Le contexte actuel influence ces réflexions. Les crises sanitaires récentes ont marqué les esprits. Une instabilité sécuritaire persiste dans certaines régions. Des chocs économiques surviennent de manière récurrente. Les assureurs veulent bâtir des systèmes plus résilients. Ces systèmes doivent correspondre aux réalités africaines. L’enjeu est de proposer des offres abordables.
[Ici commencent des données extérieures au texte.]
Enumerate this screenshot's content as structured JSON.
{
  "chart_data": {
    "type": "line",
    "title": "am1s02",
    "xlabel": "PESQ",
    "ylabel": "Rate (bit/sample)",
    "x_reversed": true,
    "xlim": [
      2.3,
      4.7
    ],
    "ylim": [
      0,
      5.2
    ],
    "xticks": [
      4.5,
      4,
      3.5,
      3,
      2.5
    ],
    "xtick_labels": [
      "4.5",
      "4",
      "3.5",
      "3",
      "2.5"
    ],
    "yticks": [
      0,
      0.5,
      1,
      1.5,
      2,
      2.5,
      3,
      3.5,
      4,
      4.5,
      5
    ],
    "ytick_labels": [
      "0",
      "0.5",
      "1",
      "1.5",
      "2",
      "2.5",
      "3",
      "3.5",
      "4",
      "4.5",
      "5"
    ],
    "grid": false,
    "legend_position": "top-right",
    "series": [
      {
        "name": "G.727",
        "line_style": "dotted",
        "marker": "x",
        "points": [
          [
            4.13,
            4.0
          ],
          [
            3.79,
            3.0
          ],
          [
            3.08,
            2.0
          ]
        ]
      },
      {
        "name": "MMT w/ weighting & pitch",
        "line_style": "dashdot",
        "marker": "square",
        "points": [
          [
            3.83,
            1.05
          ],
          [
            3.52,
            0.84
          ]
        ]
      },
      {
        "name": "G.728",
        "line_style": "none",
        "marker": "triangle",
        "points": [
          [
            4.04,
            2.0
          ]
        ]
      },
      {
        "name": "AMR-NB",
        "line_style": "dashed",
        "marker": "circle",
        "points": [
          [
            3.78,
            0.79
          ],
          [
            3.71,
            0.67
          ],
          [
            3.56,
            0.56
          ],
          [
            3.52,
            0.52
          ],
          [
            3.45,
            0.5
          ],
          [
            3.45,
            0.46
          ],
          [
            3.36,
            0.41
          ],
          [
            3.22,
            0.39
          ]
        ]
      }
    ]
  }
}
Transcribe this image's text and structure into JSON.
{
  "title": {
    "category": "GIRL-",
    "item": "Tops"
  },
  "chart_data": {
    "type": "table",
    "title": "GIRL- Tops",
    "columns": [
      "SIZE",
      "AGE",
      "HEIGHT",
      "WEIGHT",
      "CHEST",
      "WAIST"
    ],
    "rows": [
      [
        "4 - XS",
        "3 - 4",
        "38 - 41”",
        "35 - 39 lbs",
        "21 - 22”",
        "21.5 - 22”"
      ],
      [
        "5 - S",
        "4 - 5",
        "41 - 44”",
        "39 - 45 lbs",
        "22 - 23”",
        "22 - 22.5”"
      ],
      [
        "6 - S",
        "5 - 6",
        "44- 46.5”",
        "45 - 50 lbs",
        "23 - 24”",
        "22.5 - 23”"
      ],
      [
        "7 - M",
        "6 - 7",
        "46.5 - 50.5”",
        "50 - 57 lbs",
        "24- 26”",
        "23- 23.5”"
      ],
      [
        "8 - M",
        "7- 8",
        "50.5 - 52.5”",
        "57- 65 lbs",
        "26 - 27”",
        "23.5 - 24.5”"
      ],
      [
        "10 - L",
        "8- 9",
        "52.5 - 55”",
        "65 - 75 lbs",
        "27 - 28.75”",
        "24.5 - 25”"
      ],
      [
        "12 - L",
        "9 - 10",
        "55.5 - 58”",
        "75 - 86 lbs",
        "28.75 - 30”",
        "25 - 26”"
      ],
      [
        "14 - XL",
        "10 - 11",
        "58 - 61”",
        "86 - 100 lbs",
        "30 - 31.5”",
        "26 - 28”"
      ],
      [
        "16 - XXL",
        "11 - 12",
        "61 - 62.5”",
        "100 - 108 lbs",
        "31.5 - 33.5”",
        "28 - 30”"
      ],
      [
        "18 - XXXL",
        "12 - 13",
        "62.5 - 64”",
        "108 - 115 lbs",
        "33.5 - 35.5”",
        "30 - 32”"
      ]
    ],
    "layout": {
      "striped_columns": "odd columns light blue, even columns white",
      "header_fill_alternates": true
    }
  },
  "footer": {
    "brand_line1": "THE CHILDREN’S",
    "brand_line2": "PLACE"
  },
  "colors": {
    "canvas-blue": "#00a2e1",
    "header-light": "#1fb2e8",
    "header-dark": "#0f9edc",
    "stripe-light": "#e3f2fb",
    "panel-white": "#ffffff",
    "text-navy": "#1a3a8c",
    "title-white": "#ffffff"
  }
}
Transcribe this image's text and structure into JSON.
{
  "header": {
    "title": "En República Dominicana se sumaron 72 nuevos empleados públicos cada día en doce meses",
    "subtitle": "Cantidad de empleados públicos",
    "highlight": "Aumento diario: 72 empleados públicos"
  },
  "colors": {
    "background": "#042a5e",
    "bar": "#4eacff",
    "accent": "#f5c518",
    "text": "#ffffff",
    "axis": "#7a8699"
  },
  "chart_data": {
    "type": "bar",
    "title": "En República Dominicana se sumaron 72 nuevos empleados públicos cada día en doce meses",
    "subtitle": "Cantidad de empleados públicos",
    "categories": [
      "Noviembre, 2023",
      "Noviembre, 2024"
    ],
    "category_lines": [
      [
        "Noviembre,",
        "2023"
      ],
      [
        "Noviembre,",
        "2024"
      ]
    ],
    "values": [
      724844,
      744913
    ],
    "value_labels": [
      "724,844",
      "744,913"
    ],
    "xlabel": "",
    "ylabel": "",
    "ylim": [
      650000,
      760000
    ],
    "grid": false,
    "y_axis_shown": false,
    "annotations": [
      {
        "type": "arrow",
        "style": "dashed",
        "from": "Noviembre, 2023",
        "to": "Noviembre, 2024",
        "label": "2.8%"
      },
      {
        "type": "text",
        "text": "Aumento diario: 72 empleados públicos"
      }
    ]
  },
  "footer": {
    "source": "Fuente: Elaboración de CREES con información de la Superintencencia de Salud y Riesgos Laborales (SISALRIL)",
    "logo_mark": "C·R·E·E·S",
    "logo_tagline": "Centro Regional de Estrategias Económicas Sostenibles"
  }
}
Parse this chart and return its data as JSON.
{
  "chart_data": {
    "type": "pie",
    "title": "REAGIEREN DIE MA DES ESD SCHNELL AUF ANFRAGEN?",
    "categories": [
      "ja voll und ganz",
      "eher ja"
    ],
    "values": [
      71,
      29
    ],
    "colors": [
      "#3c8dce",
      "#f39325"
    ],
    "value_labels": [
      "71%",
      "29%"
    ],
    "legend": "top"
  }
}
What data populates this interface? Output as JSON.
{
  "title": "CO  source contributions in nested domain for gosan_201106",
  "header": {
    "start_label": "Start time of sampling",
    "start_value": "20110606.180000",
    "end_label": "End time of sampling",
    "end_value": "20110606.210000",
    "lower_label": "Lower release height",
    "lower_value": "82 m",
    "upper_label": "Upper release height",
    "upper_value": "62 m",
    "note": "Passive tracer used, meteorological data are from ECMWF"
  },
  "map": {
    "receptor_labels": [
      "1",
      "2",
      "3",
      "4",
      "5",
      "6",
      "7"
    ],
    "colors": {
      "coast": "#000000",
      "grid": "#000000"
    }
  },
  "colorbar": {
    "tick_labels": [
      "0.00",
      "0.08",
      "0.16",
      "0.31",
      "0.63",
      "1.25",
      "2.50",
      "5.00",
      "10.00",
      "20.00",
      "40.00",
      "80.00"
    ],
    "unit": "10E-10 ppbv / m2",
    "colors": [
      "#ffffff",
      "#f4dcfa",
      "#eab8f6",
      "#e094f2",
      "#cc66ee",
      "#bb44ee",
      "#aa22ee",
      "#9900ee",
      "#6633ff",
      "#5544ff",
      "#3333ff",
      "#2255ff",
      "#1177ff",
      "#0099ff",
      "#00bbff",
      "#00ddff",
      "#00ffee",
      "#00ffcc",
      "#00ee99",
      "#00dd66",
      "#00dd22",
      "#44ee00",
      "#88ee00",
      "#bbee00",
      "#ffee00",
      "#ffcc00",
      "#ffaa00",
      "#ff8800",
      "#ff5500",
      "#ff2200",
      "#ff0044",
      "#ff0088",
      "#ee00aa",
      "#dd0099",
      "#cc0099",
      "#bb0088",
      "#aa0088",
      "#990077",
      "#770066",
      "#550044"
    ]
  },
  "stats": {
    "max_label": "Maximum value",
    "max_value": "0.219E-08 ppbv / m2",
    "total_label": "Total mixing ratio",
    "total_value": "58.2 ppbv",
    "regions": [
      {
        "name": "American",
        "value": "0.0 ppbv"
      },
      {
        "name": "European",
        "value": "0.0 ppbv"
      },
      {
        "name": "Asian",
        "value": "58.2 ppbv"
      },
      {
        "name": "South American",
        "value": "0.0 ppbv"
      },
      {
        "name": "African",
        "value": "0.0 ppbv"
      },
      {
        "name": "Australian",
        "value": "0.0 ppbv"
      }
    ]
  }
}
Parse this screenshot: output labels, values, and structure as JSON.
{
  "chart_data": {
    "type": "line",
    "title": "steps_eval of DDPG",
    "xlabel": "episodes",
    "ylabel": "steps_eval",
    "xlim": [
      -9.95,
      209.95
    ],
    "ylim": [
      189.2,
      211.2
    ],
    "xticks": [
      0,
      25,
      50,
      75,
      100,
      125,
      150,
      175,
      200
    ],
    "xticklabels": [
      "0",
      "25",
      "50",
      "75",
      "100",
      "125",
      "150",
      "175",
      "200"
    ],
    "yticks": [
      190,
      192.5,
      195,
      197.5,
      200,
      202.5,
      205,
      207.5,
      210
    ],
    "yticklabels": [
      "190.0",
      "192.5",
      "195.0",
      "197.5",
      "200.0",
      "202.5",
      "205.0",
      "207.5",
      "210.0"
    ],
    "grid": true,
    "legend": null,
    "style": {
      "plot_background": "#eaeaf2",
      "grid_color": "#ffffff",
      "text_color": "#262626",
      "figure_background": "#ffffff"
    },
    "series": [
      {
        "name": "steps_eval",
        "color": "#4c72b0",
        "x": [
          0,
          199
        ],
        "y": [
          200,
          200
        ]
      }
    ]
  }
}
Les populations rurales doivent pouvoir y accéder. Les communautés vulnérables sont aussi concernées.
À l’issue de cette rencontre, des produits nouveaux devraient émerger. Il s’agira de produits de microassurance. Ils seront destinés aux populations à faibles revenus. Ces offres sont perçues comme un levier. Leur impact peut être social et économique. L’assurance inclusive réduit la vulnérabilité des ménages. Elle les protège face aux aléas de la vie.
Cette approche favorise également l’inclusion financière. Elle facilite l’accès à d’autres services. L’épargne et le crédit en font partie. Le mobile money peut servir de canal. Cette technologie est largement répandue en Afrique. L’activité économique trouve aussi un soutien. Les secteurs informel et agricole en bénéficient. Les acteurs gagnent en capacité de résilience. Ils font face aux risques avec plus de sérénité.
La rencontre de Lomé sert de plateforme. Elle promeut l’extension de l’assurance à tous. Le Togo s’est déjà engagé dans cette voie. Le pays agit notamment sur le plan sanitaire. Le programme d’Assurance Maladie Universelle a été déployé. Son lancement date de janvier 2024.
Le Togo montre une dynamique réformatrice constante. Le classement Doing Business 2020 le place premier en Afrique. Il est quinzième mondial pour la création d’entreprises. Le pays améliore son environnement des affaires. Des réformes touchent l’exécution des contrats. Le commerce transfrontalier a été significativement réformé. La numérisation des actes est une priorité. Les délais à l’importation et à l’exportation ont été réduits.
L’obtention d’un permis de construire est facilitée. Le pays était 133ème en 2020. Il est passé à la 127ème place. Le raccordement à l’électricité et à l’eau est aussi simplifié. Le transfert de propriété connaît une amélioration notable. Les délais ont été drastiquement réduits. Le Togo ambitionne de détrôner le Rwanda en Afrique. Une nouvelle série de réformes a été lancée en 2020.
La passation des marchés publics est en constant assainissement. La professionnalisation et la numérisation progressent. La réglementation législative évolue. Le secteur privé en tire un bénéfice certain. Il est le moteur du Plan national de développement. Le paiement des taxes et impôts a aussi été réformé. Certains impôts ont été remplacés ou supprimés. Des exonérations ont été introduites. L’objectif est un cadre fiscal incitatif. La téléfiscalité se développe en toile de fond.